Sec. 12.152. LOCAL AGREEMENTS. Requires DSHS, using available resources and as determined appropriate by DSHS, to enter into agreements with institutions of higher education as defined by Section 61.003 (Definitions), Education Code, and public and private testing laboratories in this state to increase the availability of public health laboratory services for local health departments established under Subchapter D, Chapter 121, in counties adjacent to an international border. Requires the agreements to establish protocols to meet certain specifications.

 

Sec. 12.153. YEAR-ROUND ACCESS TO LABORATORY TESTING FOR VECTOR‑BORNE INFECTIOUS DISEASES. Requires DSHS, using available resources and as determined appropriate by DSHS, to support access to year-round laboratory testing for vector-borne infectious diseases to record and address local outbreaks of vector-borne infectious diseases in certain specified counties of this state that are most at risk for the year-round outbreaks.
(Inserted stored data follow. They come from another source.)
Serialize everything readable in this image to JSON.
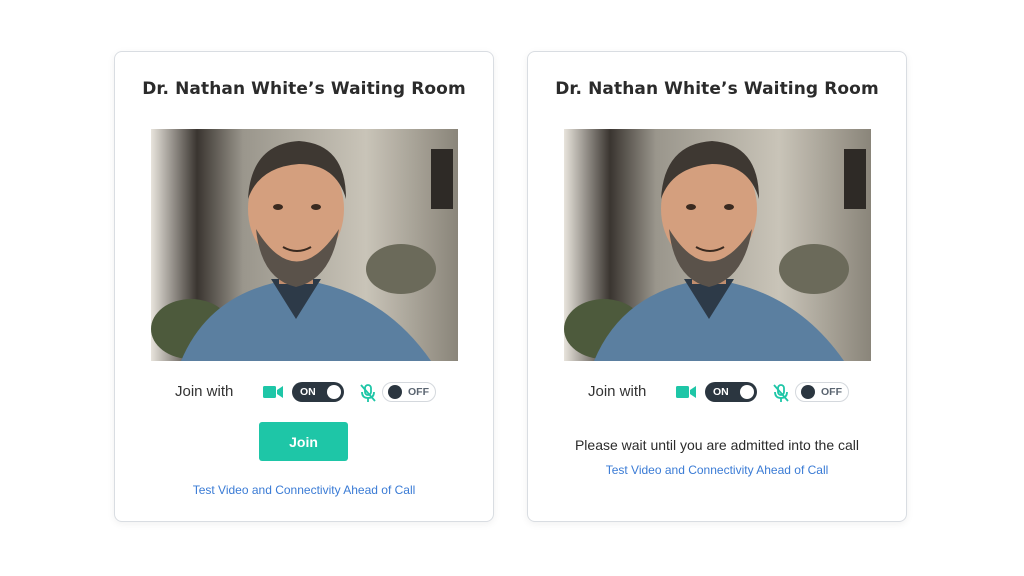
{
  "cards": [
    {
      "title": "Dr. Nathan White’s Waiting Room",
      "join_with": "Join with",
      "camera_toggle": {
        "label": "ON",
        "state": "on"
      },
      "mic_toggle": {
        "label": "OFF",
        "state": "off"
      },
      "join_button": "Join",
      "test_link": "Test Video and Connectivity Ahead of Call"
    },
    {
      "title": "Dr. Nathan White’s Waiting Room",
      "join_with": "Join with",
      "camera_toggle": {
        "label": "ON",
        "state": "on"
      },
      "mic_toggle": {
        "label": "OFF",
        "state": "off"
      },
      "wait_message": "Please wait until you are admitted into the call",
      "test_link": "Test Video and Connectivity Ahead of Call"
    }
  ],
  "icons": {
    "camera": "video-camera-icon",
    "microphone": "microphone-muted-icon"
  },
  "colors": {
    "accent": "#1ec6a7",
    "link": "#3a7bd5",
    "toggle_dark": "#2b3640",
    "mic_muted": "#1ec6a7"
  }
}
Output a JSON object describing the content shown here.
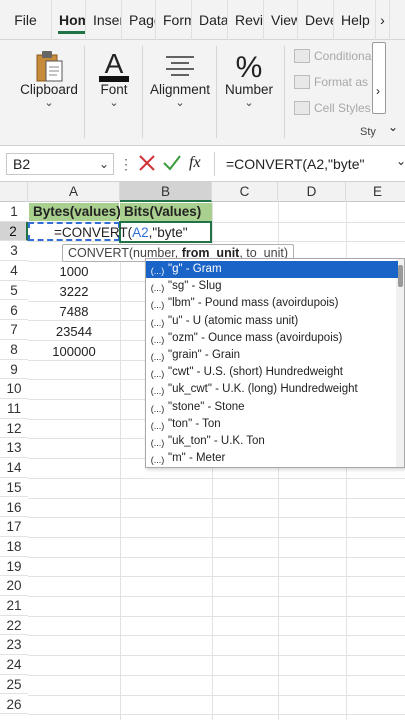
{
  "tabs": [
    {
      "label": "File"
    },
    {
      "label": "Hom"
    },
    {
      "label": "Inser"
    },
    {
      "label": "Page"
    },
    {
      "label": "Form"
    },
    {
      "label": "Data"
    },
    {
      "label": "Revie"
    },
    {
      "label": "View"
    },
    {
      "label": "Deve"
    },
    {
      "label": "Help"
    },
    {
      "label": "›"
    }
  ],
  "ribbon": {
    "clipboard": {
      "label": "Clipboard",
      "icon": "clipboard-icon"
    },
    "font": {
      "label": "Font",
      "icon": "font-color-icon"
    },
    "alignment": {
      "label": "Alignment",
      "icon": "align-icon"
    },
    "number": {
      "label": "Number",
      "icon": "percent-icon"
    },
    "conditional": "Conditiona",
    "format_as": "Format as",
    "cell_styles": "Cell Styles",
    "styles_label": "Sty",
    "more": "›"
  },
  "formula_bar": {
    "name_box": "B2",
    "dots": "⋮",
    "fx": "fx",
    "formula": "=CONVERT(A2,\"byte\""
  },
  "columns": [
    "A",
    "B",
    "C",
    "D",
    "E"
  ],
  "rows": [
    "1",
    "2",
    "3",
    "4",
    "5",
    "6",
    "7",
    "8",
    "9",
    "10",
    "11",
    "12",
    "13",
    "14",
    "15",
    "16",
    "17",
    "18",
    "19",
    "20",
    "21",
    "22",
    "23",
    "24",
    "25",
    "26"
  ],
  "cells": {
    "A1": "Bytes(values)",
    "B1": "Bits(Values)",
    "A4": "1000",
    "A5": "3222",
    "A6": "7488",
    "A7": "23544",
    "A8": "100000"
  },
  "edit": {
    "prefix": "=CONVERT(",
    "ref": "A2",
    "suffix": ",\"byte\""
  },
  "tooltip": {
    "func": "CONVERT(number, ",
    "current": "from_unit",
    "rest": ", to_unit)"
  },
  "autocomplete": {
    "icon_glyph": "(...)",
    "items": [
      "\"g\" - Gram",
      "\"sg\" - Slug",
      "\"lbm\" - Pound mass (avoirdupois)",
      "\"u\" - U (atomic mass unit)",
      "\"ozm\" - Ounce mass (avoirdupois)",
      "\"grain\" - Grain",
      "\"cwt\" - U.S. (short) Hundredweight",
      "\"uk_cwt\" - U.K. (long) Hundredweight",
      "\"stone\" - Stone",
      "\"ton\" - Ton",
      "\"uk_ton\" - U.K. Ton",
      "\"m\" - Meter"
    ]
  },
  "colors": {
    "accent": "#217346",
    "header_fill": "#a9d08e",
    "selection": "#1a63c7",
    "reference": "#2f6fd6"
  }
}
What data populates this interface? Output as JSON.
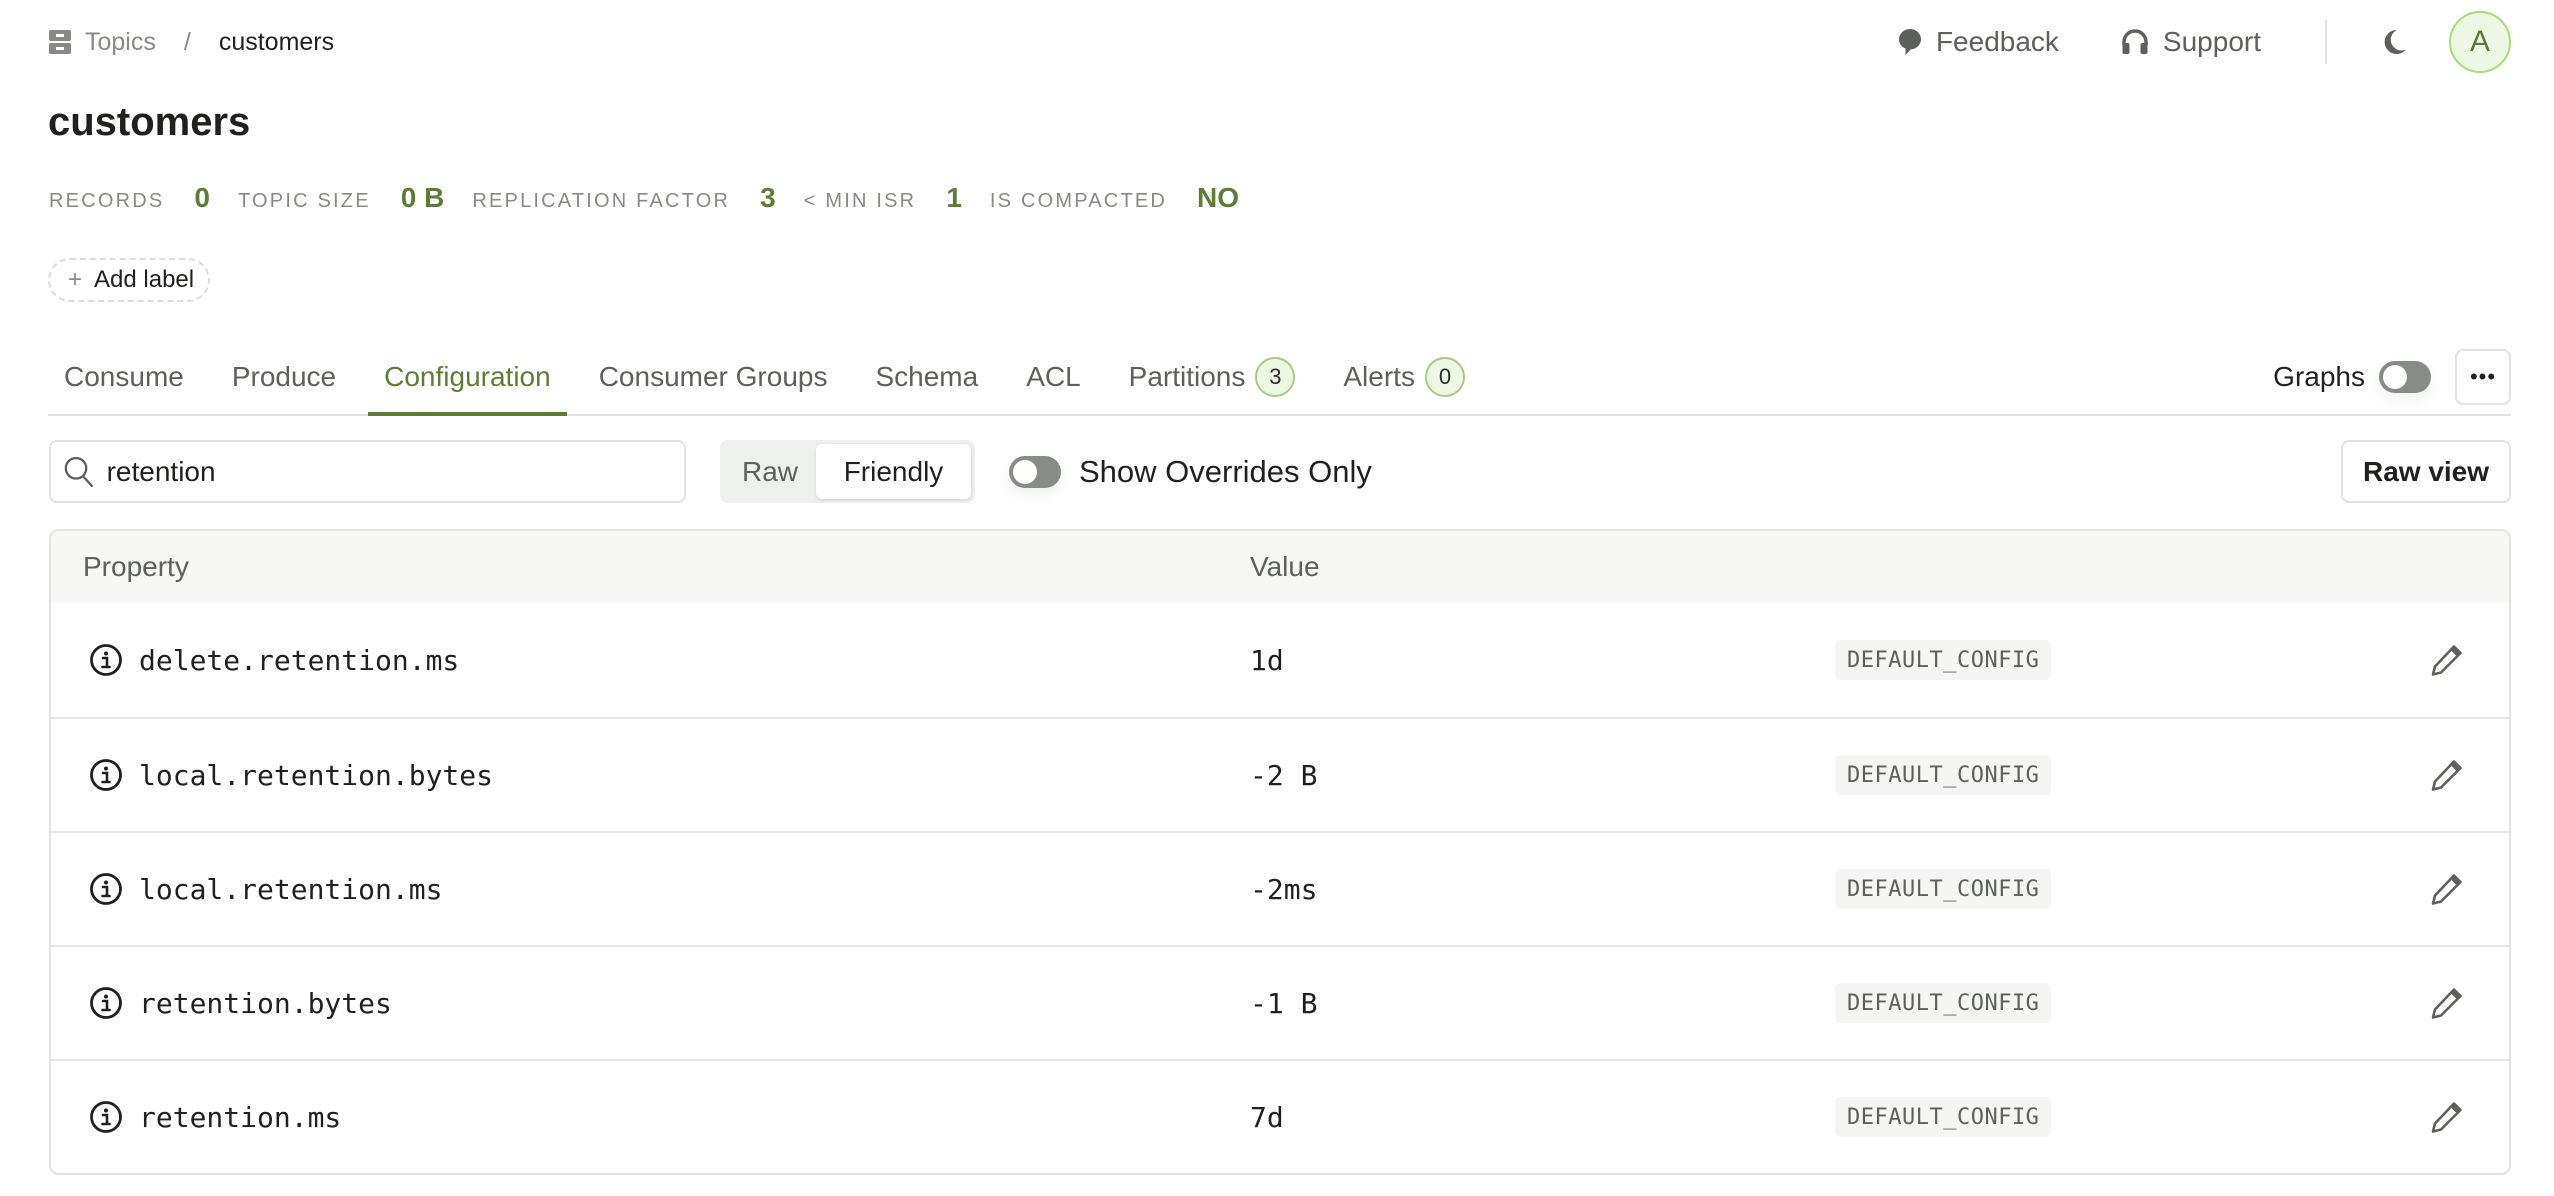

Authorizes DSHS to make the access directly available or through a local agreement entered into under Section 12.152. Authorizes the testing to include certain tests.

 

SECTION 2. Requires DSHS to implement a provision of this Act only if the legislature appropriates money specifically for that purpose. Authorizes DSHS, but does not require DSHS, if the legislature does not appropriate money specifically for that purpose, to implement a provision of this Act using other appropriations available for that purpose.

 

SECTION 3. Effective date: September 1, 2019.